كَمَثَلِ الَّذِينَ مِن قَبْلِهِمْ قَرِيبًا ذَاقُوا وَبَالَ أَمْرِهِمْ وَلَهُمْ عَذَابٌ أَلِيمٌ
Kemeselillezîne min kablihim karîben zâkû ve bâle emrihim ve lehum azâbun elîm(elîmun).
Diyanet İşleri = Onların durumu, kendilerinden az öncekilerin (Mekkeli müşriklerin) durumu gibidir. Onlar (Bedir’de) yaptıklarının cezasını tatmışlardır. Onlara (Ahirette de) elem dolu bir azap vardır.
Abdulbaki Gölpınarlı = Onlar, kendilerinden az önce gelip de yaptıkları işin vebâlini tatmış olanlara benzerler ve onlara elemli bir azap var.
Abdullah Parlıyan = Ey mü'minler! Bu düşmanlarınızın durumu, kendilerinden önce yakın geçmişte olan, müslümanlarla savaşanların durumu gibidir. Onlar yaptıklarının cezasını tattılar, öteki dünyada da şiddetli bir azap vardır onlara.
Adem Uğur = (Onların durumu) kendilerinden az önce geçmiş ve yaptıklarının cezasını tatmış olanların durumu gibidir. Onlara acıklı bir azap vardır.
Ahmed Hulusi = (Bu Yahudilerin misali) kendilerinden yakın (zaman) önce (Bedir'de) işlerinin vebalini tatmış ve kendileri için (sonsuz gelecekte) feci bir azap olan kimselerin meseli gibidir.
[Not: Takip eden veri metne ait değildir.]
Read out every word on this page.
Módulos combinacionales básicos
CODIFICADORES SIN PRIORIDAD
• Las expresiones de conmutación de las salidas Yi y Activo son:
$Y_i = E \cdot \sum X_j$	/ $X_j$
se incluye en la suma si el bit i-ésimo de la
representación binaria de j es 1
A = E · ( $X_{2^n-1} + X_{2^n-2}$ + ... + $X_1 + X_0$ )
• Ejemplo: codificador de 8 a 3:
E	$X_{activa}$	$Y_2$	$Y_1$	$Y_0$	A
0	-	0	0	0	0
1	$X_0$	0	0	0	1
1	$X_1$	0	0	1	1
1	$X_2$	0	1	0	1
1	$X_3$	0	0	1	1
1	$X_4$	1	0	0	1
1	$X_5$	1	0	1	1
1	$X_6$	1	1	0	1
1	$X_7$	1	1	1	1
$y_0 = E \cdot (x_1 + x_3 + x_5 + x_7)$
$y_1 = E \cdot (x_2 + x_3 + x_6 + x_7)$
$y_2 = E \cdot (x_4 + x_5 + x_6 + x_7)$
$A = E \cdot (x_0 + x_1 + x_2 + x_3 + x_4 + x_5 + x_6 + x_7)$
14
Ahmet Tekin = Müşriklerin ve müslüman görünerek İslâm’a karşı gizli eylem planları ve eylem yapan münâfıkların durumu, kendilerinden bir müddet önce geçmiş ve mü’minlere karşı yaptıkları kötülük planlarının cezasını tatmış olanların durumu gibidir. Onlara can yakıp inleten, müthiş bir de azap vardır.
Ahmet Varol = Tıpkı kendilerinden kısa süre önce yaptıklarının cezasını tatmış olanlar gibi. Onlar için acıklı bir azap vardır.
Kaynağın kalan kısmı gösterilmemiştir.